We employed a binomial probability distribution to estimate the probability, for each gene, of having the observed number of CGC and CGU codons given the genome-wide average arginine codon usage frequencies (see Supp. Fig. 1J). To avoid skew due to local GC bias in our analysis, we only considered sets of pause-inducing or non-pause-inducing arginine codons with equivalent GC content (CGC/CGU vs. CGA/CGG, respectively; “CGN codons”). We calculated the average expected number of pause-inducing codons for each gene as the mean of a theoretical binomial probability distribution (µ); n*p, where n is the total number of arginine codons and p is the average frequency of stall sites relative to other CGN codons (∼ 0.46). We also calculated the standard deviation of that theoretical binomial probability distribution (σ) for each gene as the square root of n*p*(1-p). To then calculate a Z-score, we subtracted µ from the observed number of pause-inducing codons in that gene, and normalized by σ. When ranked, the resulting Z-scores represent bias towards (high Z-scores) or against (low Z-scores) the use of pause-inducing arginine codons to encode arginine in each gene (see Supp. Fig. 6E).
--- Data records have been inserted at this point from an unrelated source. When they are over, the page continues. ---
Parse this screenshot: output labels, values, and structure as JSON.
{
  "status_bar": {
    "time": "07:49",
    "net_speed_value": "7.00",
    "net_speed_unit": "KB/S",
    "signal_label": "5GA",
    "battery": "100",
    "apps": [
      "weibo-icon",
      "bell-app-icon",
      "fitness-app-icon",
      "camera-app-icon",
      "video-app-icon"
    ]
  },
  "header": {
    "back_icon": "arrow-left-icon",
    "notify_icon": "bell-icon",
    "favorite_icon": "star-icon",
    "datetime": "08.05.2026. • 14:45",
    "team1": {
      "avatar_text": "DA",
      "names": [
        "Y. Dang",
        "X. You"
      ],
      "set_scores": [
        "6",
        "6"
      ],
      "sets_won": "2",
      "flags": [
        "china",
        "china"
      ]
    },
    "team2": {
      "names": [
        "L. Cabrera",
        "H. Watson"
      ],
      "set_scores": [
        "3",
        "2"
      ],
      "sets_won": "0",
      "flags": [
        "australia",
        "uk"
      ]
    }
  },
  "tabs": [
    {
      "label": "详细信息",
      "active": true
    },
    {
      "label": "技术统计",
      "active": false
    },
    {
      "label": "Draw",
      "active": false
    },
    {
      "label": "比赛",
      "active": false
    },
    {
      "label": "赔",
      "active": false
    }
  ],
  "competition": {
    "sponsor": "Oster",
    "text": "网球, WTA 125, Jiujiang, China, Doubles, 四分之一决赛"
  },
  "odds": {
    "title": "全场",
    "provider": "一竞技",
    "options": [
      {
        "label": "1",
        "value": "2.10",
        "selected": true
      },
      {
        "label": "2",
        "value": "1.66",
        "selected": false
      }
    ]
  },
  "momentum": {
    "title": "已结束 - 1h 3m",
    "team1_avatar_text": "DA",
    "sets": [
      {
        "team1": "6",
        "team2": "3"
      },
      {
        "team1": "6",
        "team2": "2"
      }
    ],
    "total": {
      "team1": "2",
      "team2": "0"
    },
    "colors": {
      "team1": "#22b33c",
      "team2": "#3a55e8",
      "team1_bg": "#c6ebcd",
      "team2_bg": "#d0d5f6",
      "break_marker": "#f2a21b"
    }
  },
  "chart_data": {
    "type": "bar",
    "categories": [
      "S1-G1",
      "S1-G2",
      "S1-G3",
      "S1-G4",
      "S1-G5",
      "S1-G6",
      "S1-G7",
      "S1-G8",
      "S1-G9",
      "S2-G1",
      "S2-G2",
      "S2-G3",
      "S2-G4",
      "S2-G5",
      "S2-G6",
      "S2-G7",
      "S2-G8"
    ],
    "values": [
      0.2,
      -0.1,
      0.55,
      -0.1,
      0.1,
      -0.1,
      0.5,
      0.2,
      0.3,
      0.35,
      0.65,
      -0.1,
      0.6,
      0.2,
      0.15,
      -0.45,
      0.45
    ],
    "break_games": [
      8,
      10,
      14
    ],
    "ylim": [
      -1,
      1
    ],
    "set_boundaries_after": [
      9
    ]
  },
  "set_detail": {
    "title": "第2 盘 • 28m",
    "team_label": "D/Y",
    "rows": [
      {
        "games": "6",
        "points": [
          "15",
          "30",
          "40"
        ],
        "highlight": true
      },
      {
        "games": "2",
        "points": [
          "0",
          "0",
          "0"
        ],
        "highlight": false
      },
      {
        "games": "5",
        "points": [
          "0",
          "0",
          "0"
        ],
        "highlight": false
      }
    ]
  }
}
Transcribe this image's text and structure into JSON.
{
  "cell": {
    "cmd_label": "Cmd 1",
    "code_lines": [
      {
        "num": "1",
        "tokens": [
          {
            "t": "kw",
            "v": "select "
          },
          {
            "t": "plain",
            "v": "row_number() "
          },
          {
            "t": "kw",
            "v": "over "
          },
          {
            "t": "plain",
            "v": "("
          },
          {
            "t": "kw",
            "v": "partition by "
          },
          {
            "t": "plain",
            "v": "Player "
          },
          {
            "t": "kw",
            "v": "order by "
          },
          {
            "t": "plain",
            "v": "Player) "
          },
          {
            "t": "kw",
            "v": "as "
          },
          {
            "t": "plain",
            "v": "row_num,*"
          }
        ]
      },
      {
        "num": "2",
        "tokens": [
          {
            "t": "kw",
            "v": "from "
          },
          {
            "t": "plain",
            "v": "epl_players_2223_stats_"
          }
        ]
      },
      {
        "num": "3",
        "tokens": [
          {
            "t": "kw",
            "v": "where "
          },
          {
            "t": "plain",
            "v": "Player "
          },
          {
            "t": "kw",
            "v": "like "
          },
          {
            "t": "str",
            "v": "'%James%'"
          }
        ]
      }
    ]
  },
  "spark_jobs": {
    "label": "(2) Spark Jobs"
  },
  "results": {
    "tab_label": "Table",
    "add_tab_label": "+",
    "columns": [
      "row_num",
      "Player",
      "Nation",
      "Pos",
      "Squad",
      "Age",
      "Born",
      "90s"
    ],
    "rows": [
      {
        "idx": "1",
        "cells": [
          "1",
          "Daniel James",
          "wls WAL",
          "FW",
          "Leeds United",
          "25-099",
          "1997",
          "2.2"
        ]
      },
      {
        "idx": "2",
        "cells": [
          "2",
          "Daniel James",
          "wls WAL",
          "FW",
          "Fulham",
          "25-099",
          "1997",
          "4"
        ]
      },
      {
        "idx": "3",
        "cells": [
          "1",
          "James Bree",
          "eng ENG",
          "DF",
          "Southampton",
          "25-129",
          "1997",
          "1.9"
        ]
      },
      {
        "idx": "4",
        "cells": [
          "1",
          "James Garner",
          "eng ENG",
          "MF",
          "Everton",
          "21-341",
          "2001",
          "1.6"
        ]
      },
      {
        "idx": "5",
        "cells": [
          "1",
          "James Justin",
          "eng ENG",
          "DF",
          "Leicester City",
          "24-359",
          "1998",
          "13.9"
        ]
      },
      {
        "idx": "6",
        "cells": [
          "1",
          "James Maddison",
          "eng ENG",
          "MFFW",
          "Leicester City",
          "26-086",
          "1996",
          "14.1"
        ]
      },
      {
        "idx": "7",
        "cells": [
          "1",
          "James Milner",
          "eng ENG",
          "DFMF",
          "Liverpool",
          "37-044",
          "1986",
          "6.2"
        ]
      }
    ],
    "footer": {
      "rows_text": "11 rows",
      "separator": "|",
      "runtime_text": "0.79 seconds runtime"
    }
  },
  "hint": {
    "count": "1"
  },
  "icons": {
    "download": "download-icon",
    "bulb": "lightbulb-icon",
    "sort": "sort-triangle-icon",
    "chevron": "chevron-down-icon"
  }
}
Gene ontology (GO) analysis to detect enrichment for GO terms in genes with biased usage of pause-inducing arginine codons was performed in R using the topGO library (Alexa and Rahnenfuhrer, 2016; Grossmann et al., 2007). Full code for generating the final figures in our paper starting from a ranked list of Z-scores (see Estimation of usage bias for pause-inducing codons section) is provided both as an interactive Jupyter notebook and as a static HTML file (Data S3). Fisher’s exact test was used to determine significance in enrichment of GO terms in genes with the highest and lowest 5% of Z-scores. GO terms with a false-discovery rate adjusted p-value of < 0.05 were visualized using R scripts to plot generated by REVIGO (Supek et al., 2011) (see Supp. Fig. 6F).